# Vaping carries long-term risk of vaporisation 18-06-14



## VapeSnow (2/9/14)

Have a nice laugh!!!!

http://www.thedailymash.co.uk/news/...-long-term-risk-of-vaporisation-2014061887730

Reactions: Like 2 | Funny 7


----------



## Smoke187 (2/9/14)

that brings a whole new meaning to"just going to get a pack of cigs from the shop down the road" ...


----------



## Yiannaki (2/9/14)

My favourite line 



> completely vapourises the body and leaves only a pair of smoking shoes.


----------



## Imthiaz Khan (2/9/14)

Lol, this is a totally dumb-ass article  Worst part is that some people will actually believe it.


----------



## VapeSnow (2/9/14)

Imthiaz Khan said:


> Lol, this is a totally dumb-ass article  Worst part is that some people will actually believe it.
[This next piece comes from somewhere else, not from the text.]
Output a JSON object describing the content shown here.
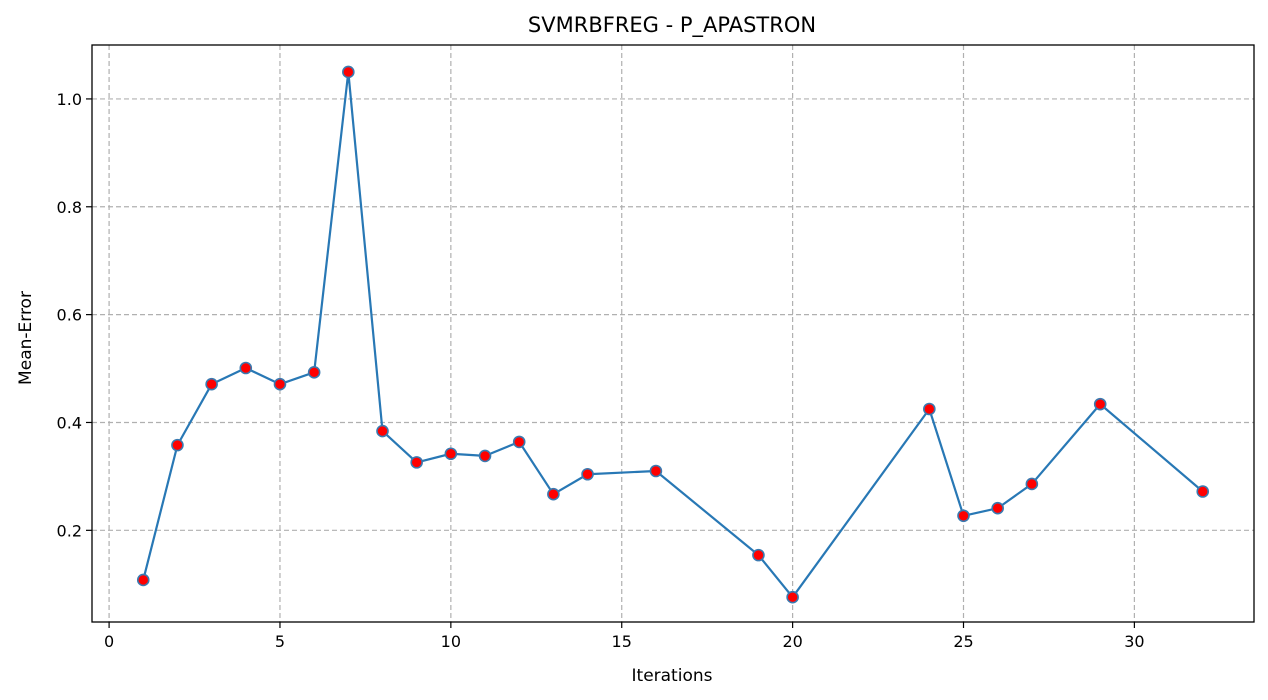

Hahaha i cant believe that they can actually post K@K like that.


----------



## Marzuq (3/9/14)

VapeSnow said:


> Have a nice laugh!!!!
> 
> http://www.thedailymash.co.uk/news/...-long-term-risk-of-vaporisation-2014061887730


 
LOL. this is a simple 'lets appeal to the stupid people of the world'
its like instant transmission hahahaha


----------



## BansheeZA (3/9/14)

Damn I had a good laugh now thanx for that one. Cheered up my whole day

sent from my telegraph machine using Tapalalk stop


----------